Chris Saunders (58:29.926)
You let people in your life know when important things are happening that you can then focus for that time period so that there's no stress. I think a lot of people cause their own stresses by not communicating important things in their life and when you are available and not available. And the other thing is, you know, you don't have to feel confident to exude confidence. You know, so the first time you start to, the first time you do something, you shouldn't feel confident. Otherwise you're a psychopath.
Right? You actually just need to exude confidence. You don't have to be confident. Being confident is earned through doing the thing that's hard over and over over and over again. I remember, you know, when I was a sales representative making my very first phone calls, very first appointments that first weekend, all I, all I did was pretend to be confident, you know? And so I said to them, you know, I'll make eye contact, which is a great way to pretend that you're confident.
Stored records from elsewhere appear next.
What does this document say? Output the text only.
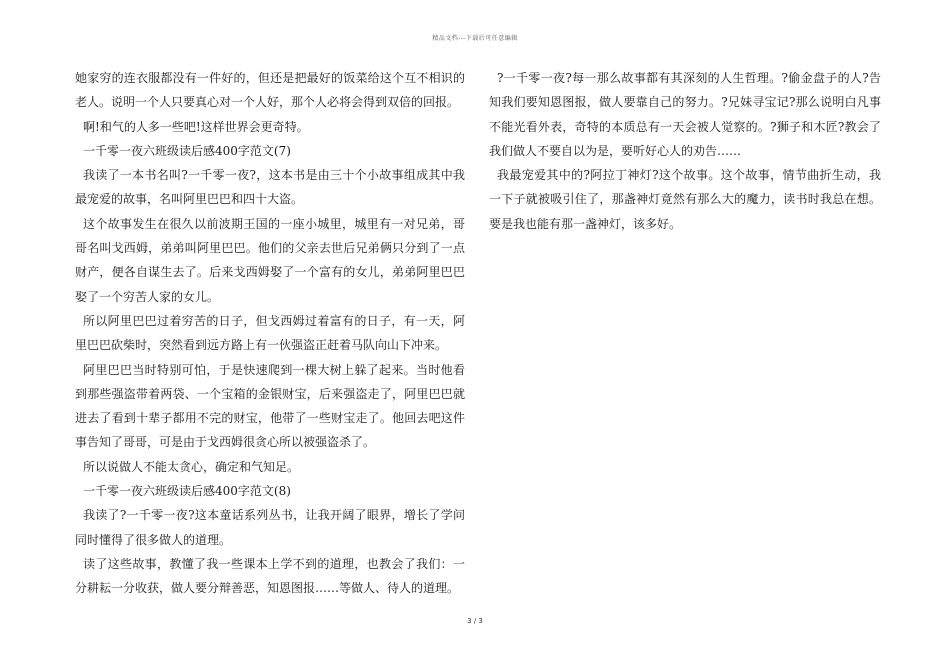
精品文档---下载后可任意编辑

她家穷的连衣服都没有一件好的，但还是把最好的饭菜给这个互不相识的老人。说明一个人只要真心对一个人好，那个人必将会得到双倍的回报。

啊!和气的人多一些吧!这样世界会更奇特。

一千零一夜六班级读后感400字范文(7)

我读了一本书名叫?一千零一夜?，这本书是由三十个小故事组成其中我最宠爱的故事，名叫阿里巴巴和四十大盗。

这个故事发生在很久以前波期王国的一座小城里，城里有一对兄弟，哥哥名叫戈西姆，弟弟叫阿里巴巴。他们的父亲去世后兄弟俩只分到了一点财产，便各自谋生去了。后来戈西姆娶了一个富有的女儿，弟弟阿里巴巴娶了一个穷苦人家的女儿。

所以阿里巴巴过着穷苦的日子，但戈西姆过着富有的日子，有一天，阿里巴巴砍柴时，突然看到远方路上有一伙强盗正赶着马队向山下冲来。

阿里巴巴当时特别可怕，于是快速爬到一棵大树上躲了起来。当时他看到那些强盗带着两袋、一个宝箱的金银财宝，后来强盗走了，阿里巴巴就进去了看到十辈子都用不完的财宝，他带了一些财宝走了。他回去吧这件事告知了哥哥，可是由于戈西姆很贪心所以被强盗杀了。

所以说做人不能太贪心，确定和气知足。

一千零一夜六班级读后感400字范文(8)

我读了?一千零一夜?这本童话系列丛书，让我开阔了眼界，增长了学问同时懂得了很多做人的道理。

读了这些故事，教懂了我一些课本上学不到的道理，也教会了我们：一分耕耘一分收获，做人要分辩善恶，知恩图报……等做人、待人的道理。

?一千零一夜?每一那么故事都有其深刻的人生哲理。?偷金盘子的人?告知我们要知恩图报，做人要靠自己的努力。?兄妹寻宝记?那么说明白凡事不能光看外表，奇特的本质总有一天会被人觉察的。?狮子和木匠?教会了我们做人不要自以为是，要听好心人的劝告……

我最宠爱其中的?阿拉丁神灯?这个故事。这个故事，情节曲折生动，我一下子就被吸引住了，那盏神灯竟然有那么大的魔力，读书时我总在想。要是我也能有那一盏神灯，该多好。

3 / 3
I smiled a lot.
because people who are smiling seem like they know what's up and nobody questions it and squarely face people when you talk to them. And I try to keep my body language very relaxed. you know, I tried to avoid shakes and like lots of jerky motions, just trying to be calm and breathe through those kinds of things.
Frank (59:46.064)
Yeah.
Yeah, definitely the whole being calm is and, not moving a whole lot. I definitely resonate with that. And it does tie into the thing that comes to mind for me is in, in body language is, is also our posture. I remember hearing once a while ago, not acting related, but just kind of mindset is when you are talking to somebody, stand tall. And if you need help remembering to do that,
You kind of, you know, you're what is this four inches down from from where your neck meets your chest four inches down from there like your solar plexus roughly. You kind of stick that up, not like exaggerated or anything, but just up enough. And that says something. And part of the biology around it is that your chest is up more. So you're taking bigger breaths. And this ties back to what we were talking about earlier.
But getting those big breaths definitely helps us to feel more in control and more grounded. And it's also a thing in martial arts too, where you want to make sure you're taking big breaths, helping that channel, that energy through the ground, back up, you feel rooted. And there's that confidence, that stability that you were talking about. And I find that helps me a lot. If I ever manage to remember all of that, then I will use it.
but I typically don't remember to, you know, plant my feet in a defensive stance in a conversation and take deep breaths through the ground.